The Second Appellate District reversed a trial court order. The court held that a defendant’s commitment as a mentally disordered offender (MDO) may not be based on an expert’s hearsay testimony.
Michael Lin was convicted of assault with a deadly weapon and sentenced to prison. Prior to Lin’s release, the Board of Parole Hearings determined he was an MDO. As a condition of parole, the Board required Lin to accept treatment from the State Department of State Hospitals. Lin filed a petition challenging this decision. At trial on Lin’s petition, psychologist Brandi Matthews testified that she twice attempted unsuccessfully to interview Lin. The interviews were terminated after several minutes because Lin was agitated, paranoid, and uncooperative. Mathews reviewed Lin’s state hospital medical records, his prior MDO evaluations, the probation officer’s report, physicians’ progress notes, psychological and psychiatric assessments, and interdisciplinary notes. Based in these records, Mathews opined that Lin suffered from schizophrenia, characterized by auditory hallucinations, paranoid symptoms, disorganized thinking, and grandiose delusions, and that this condition contributed to his commitment offense. In reaching this conclusion, Mathews relied on, among other things, Lin’s statement to a doctor that he was hearing voices at the time of the offense and his refusal to take his medication, as reflected in his medical records. The prosecutor did not present Lin’s medical or prison records or prior MDO evaluations into evidence.
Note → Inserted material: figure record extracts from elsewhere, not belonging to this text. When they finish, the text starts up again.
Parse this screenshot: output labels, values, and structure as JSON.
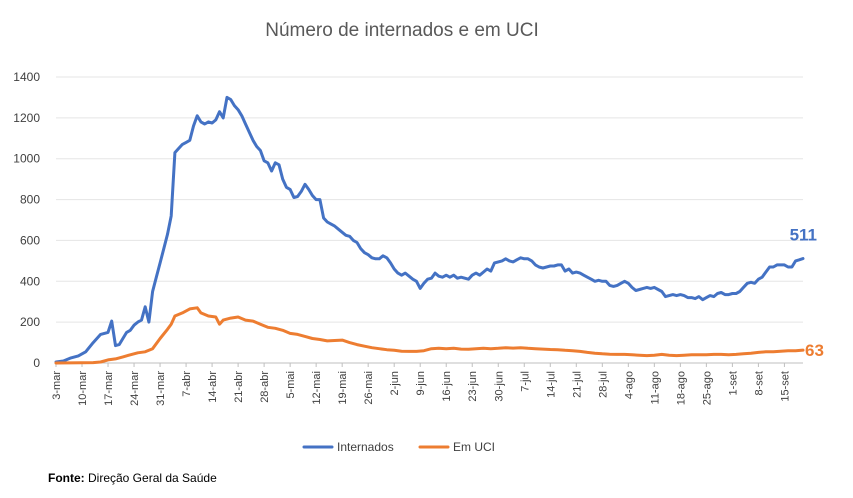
{
  "chart_data": {
    "type": "line",
    "title": "Número de internados e em UCI",
    "xlabel": "",
    "ylabel": "",
    "ylim": [
      0,
      1400
    ],
    "yticks": [
      0,
      200,
      400,
      600,
      800,
      1000,
      1200,
      1400
    ],
    "grid": true,
    "legend_position": "bottom",
    "x_tick_labels": [
      "3-mar",
      "10-mar",
      "17-mar",
      "24-mar",
      "31-mar",
      "7-abr",
      "14-abr",
      "21-abr",
      "28-abr",
      "5-mai",
      "12-mai",
      "19-mai",
      "26-mai",
      "2-jun",
      "9-jun",
      "16-jun",
      "23-jun",
      "30-jun",
      "7-jul",
      "14-jul",
      "21-jul",
      "28-jul",
      "4-ago",
      "11-ago",
      "18-ago",
      "25-ago",
      "1-set",
      "8-set",
      "15-set"
    ],
    "day_count": 202,
    "series": [
      {
        "name": "Internados",
        "color": "#4472C4",
        "end_label": "511",
        "points": [
          [
            0,
            5
          ],
          [
            2,
            10
          ],
          [
            4,
            25
          ],
          [
            6,
            35
          ],
          [
            8,
            55
          ],
          [
            10,
            100
          ],
          [
            12,
            140
          ],
          [
            14,
            150
          ],
          [
            15,
            205
          ],
          [
            16,
            85
          ],
          [
            17,
            90
          ],
          [
            18,
            120
          ],
          [
            19,
            150
          ],
          [
            20,
            160
          ],
          [
            21,
            185
          ],
          [
            22,
            200
          ],
          [
            23,
            210
          ],
          [
            24,
            275
          ],
          [
            25,
            200
          ],
          [
            26,
            350
          ],
          [
            27,
            420
          ],
          [
            28,
            490
          ],
          [
            29,
            560
          ],
          [
            30,
            630
          ],
          [
            31,
            720
          ],
          [
            32,
            1030
          ],
          [
            33,
            1050
          ],
          [
            34,
            1070
          ],
          [
            35,
            1080
          ],
          [
            36,
            1090
          ],
          [
            37,
            1160
          ],
          [
            38,
            1210
          ],
          [
            39,
            1180
          ],
          [
            40,
            1170
          ],
          [
            41,
            1180
          ],
          [
            42,
            1175
          ],
          [
            43,
            1190
          ],
          [
            44,
            1230
          ],
          [
            45,
            1200
          ],
          [
            46,
            1300
          ],
          [
            47,
            1290
          ],
          [
            48,
            1260
          ],
          [
            49,
            1240
          ],
          [
            50,
            1210
          ],
          [
            51,
            1170
          ],
          [
            52,
            1130
          ],
          [
            53,
            1090
          ],
          [
            54,
            1060
          ],
          [
            55,
            1040
          ],
          [
            56,
            990
          ],
          [
            57,
            980
          ],
          [
            58,
            940
          ],
          [
            59,
            980
          ],
          [
            60,
            970
          ],
          [
            61,
            900
          ],
          [
            62,
            860
          ],
          [
            63,
            850
          ],
          [
            64,
            810
          ],
          [
            65,
            815
          ],
          [
            66,
            840
          ],
          [
            67,
            875
          ],
          [
            68,
            850
          ],
          [
            69,
            820
          ],
          [
            70,
            800
          ],
          [
            71,
            800
          ],
          [
            72,
            710
          ],
          [
            73,
            690
          ],
          [
            74,
            680
          ],
          [
            75,
            670
          ],
          [
            76,
            655
          ],
          [
            77,
            640
          ],
          [
            78,
            625
          ],
          [
            79,
            620
          ],
          [
            80,
            600
          ],
          [
            81,
            590
          ],
          [
            82,
            560
          ],
          [
            83,
            540
          ],
          [
            84,
            530
          ],
          [
            85,
            515
          ],
          [
            86,
            510
          ],
          [
            87,
            510
          ],
          [
            88,
            525
          ],
          [
            89,
            515
          ],
          [
            90,
            490
          ],
          [
            91,
            460
          ],
          [
            92,
            440
          ],
          [
            93,
            430
          ],
          [
            94,
            440
          ],
          [
            95,
            425
          ],
          [
            96,
            410
          ],
          [
            97,
            400
          ],
          [
            98,
            365
          ],
          [
            99,
            390
          ],
          [
            100,
            410
          ],
          [
            101,
            415
          ],
          [
            102,
            440
          ],
          [
            103,
            425
          ],
          [
            104,
            420
          ],
          [
            105,
            430
          ],
          [
            106,
            420
          ],
          [
            107,
            430
          ],
          [
            108,
            415
          ],
          [
            109,
            420
          ],
          [
            110,
            415
          ],
          [
            111,
            410
          ],
          [
            112,
            430
          ],
          [
            113,
            440
          ],
          [
            114,
            430
          ],
          [
            115,
            445
          ],
          [
            116,
            460
          ],
          [
            117,
            450
          ],
          [
            118,
            490
          ],
          [
            119,
            495
          ],
          [
            120,
            500
          ],
          [
            121,
            510
          ],
          [
            122,
            500
          ],
          [
            123,
            495
          ],
          [
            124,
            505
          ],
          [
            125,
            515
          ],
          [
            126,
            510
          ],
          [
            127,
            510
          ],
          [
            128,
            500
          ],
          [
            129,
            480
          ],
          [
            130,
            470
          ],
          [
            131,
            465
          ],
          [
            132,
            470
          ],
          [
            133,
            475
          ],
          [
            134,
            475
          ],
          [
            135,
            480
          ],
          [
            136,
            480
          ],
          [
            137,
            450
          ],
          [
            138,
            460
          ],
          [
            139,
            440
          ],
          [
            140,
            445
          ],
          [
            141,
            440
          ],
          [
            142,
            430
          ],
          [
            143,
            420
          ],
          [
            144,
            410
          ],
          [
            145,
            400
          ],
          [
            146,
            405
          ],
          [
            147,
            400
          ],
          [
            148,
            400
          ],
          [
            149,
            380
          ],
          [
            150,
            375
          ],
          [
            151,
            380
          ],
          [
            152,
            390
          ],
          [
            153,
            400
          ],
          [
            154,
            390
          ],
          [
            155,
            370
          ],
          [
            156,
            355
          ],
          [
            157,
            360
          ],
          [
            158,
            365
          ],
          [
            159,
            370
          ],
          [
            160,
            365
          ],
          [
            161,
            370
          ],
          [
            162,
            360
          ],
          [
            163,
            350
          ],
          [
            164,
            325
          ],
          [
            165,
            330
          ],
          [
            166,
            335
          ],
          [
            167,
            330
          ],
          [
            168,
            335
          ],
          [
            169,
            330
          ],
          [
            170,
            320
          ],
          [
            171,
            320
          ],
          [
            172,
            315
          ],
          [
            173,
            325
          ],
          [
            174,
            310
          ],
          [
            175,
            320
          ],
          [
            176,
            330
          ],
          [
            177,
            325
          ],
          [
            178,
            340
          ],
          [
            179,
            345
          ],
          [
            180,
            335
          ],
          [
            181,
            335
          ],
          [
            182,
            340
          ],
          [
            183,
            340
          ],
          [
            184,
            350
          ],
          [
            185,
            370
          ],
          [
            186,
            390
          ],
          [
            187,
            395
          ],
          [
            188,
            390
          ],
          [
            189,
            410
          ],
          [
            190,
            420
          ],
          [
            191,
            445
          ],
          [
            192,
            470
          ],
          [
            193,
            470
          ],
          [
            194,
            480
          ],
          [
            195,
            480
          ],
          [
            196,
            480
          ],
          [
            197,
            470
          ],
          [
            198,
            470
          ],
          [
            199,
            500
          ],
          [
            200,
            505
          ],
          [
            201,
            511
          ]
        ]
      },
      {
        "name": "Em UCI",
        "color": "#ED7D31",
        "end_label": "63",
        "points": [
          [
            0,
            0
          ],
          [
            10,
            2
          ],
          [
            12,
            5
          ],
          [
            14,
            15
          ],
          [
            16,
            20
          ],
          [
            18,
            30
          ],
          [
            20,
            40
          ],
          [
            22,
            50
          ],
          [
            24,
            55
          ],
          [
            26,
            70
          ],
          [
            28,
            120
          ],
          [
            30,
            165
          ],
          [
            31,
            190
          ],
          [
            32,
            230
          ],
          [
            34,
            245
          ],
          [
            35,
            255
          ],
          [
            36,
            265
          ],
          [
            38,
            270
          ],
          [
            39,
            245
          ],
          [
            41,
            230
          ],
          [
            43,
            225
          ],
          [
            44,
            190
          ],
          [
            45,
            210
          ],
          [
            47,
            220
          ],
          [
            49,
            225
          ],
          [
            51,
            210
          ],
          [
            53,
            205
          ],
          [
            55,
            190
          ],
          [
            57,
            175
          ],
          [
            59,
            170
          ],
          [
            61,
            160
          ],
          [
            63,
            145
          ],
          [
            65,
            140
          ],
          [
            67,
            130
          ],
          [
            69,
            120
          ],
          [
            71,
            115
          ],
          [
            73,
            108
          ],
          [
            75,
            110
          ],
          [
            77,
            112
          ],
          [
            79,
            100
          ],
          [
            81,
            90
          ],
          [
            83,
            82
          ],
          [
            85,
            75
          ],
          [
            87,
            70
          ],
          [
            89,
            65
          ],
          [
            91,
            62
          ],
          [
            93,
            58
          ],
          [
            95,
            57
          ],
          [
            97,
            57
          ],
          [
            99,
            60
          ],
          [
            101,
            70
          ],
          [
            103,
            72
          ],
          [
            105,
            70
          ],
          [
            107,
            72
          ],
          [
            109,
            68
          ],
          [
            111,
            67
          ],
          [
            113,
            70
          ],
          [
            115,
            72
          ],
          [
            117,
            70
          ],
          [
            119,
            72
          ],
          [
            121,
            75
          ],
          [
            123,
            73
          ],
          [
            125,
            75
          ],
          [
            127,
            72
          ],
          [
            129,
            70
          ],
          [
            131,
            68
          ],
          [
            133,
            66
          ],
          [
            135,
            65
          ],
          [
            137,
            62
          ],
          [
            139,
            60
          ],
          [
            141,
            57
          ],
          [
            143,
            52
          ],
          [
            145,
            48
          ],
          [
            147,
            45
          ],
          [
            149,
            43
          ],
          [
            151,
            42
          ],
          [
            153,
            42
          ],
          [
            155,
            40
          ],
          [
            157,
            38
          ],
          [
            159,
            36
          ],
          [
            161,
            38
          ],
          [
            163,
            42
          ],
          [
            165,
            38
          ],
          [
            167,
            36
          ],
          [
            169,
            38
          ],
          [
            171,
            40
          ],
          [
            173,
            40
          ],
          [
            175,
            40
          ],
          [
            177,
            42
          ],
          [
            179,
            42
          ],
          [
            181,
            40
          ],
          [
            183,
            42
          ],
          [
            185,
            45
          ],
          [
            187,
            48
          ],
          [
            189,
            52
          ],
          [
            191,
            55
          ],
          [
            193,
            55
          ],
          [
            195,
            58
          ],
          [
            197,
            60
          ],
          [
            199,
            60
          ],
          [
            201,
            63
          ]
        ]
      }
    ]
  },
  "source": {
    "label": "Fonte:",
    "text": "Direção Geral da Saúde"
  }
}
The trial court determined that Lin met the requirements of Penal Code §2962 beyond a reasonable doubt and committed him to the State Department of State Hospitals for involuntary treatment
The court of appeal reversed, holding that Mathews’ testimony constituted inadmissible hearsay. Under People v. Sanchez (2016) 63 Cal.4th 665, an expert’s hearsay statements to prove a defendant’s gang membership are inadmissible hearsay. The same rule applies to MDO proceedings. Mathews’ opinion was based on multiple hearsay statements that were not independently proven by competent evidence. This, Sanchez did not allow. In te absence of competent evidence to establish the statutory requirements of §2962, the trial court order had to be reversed.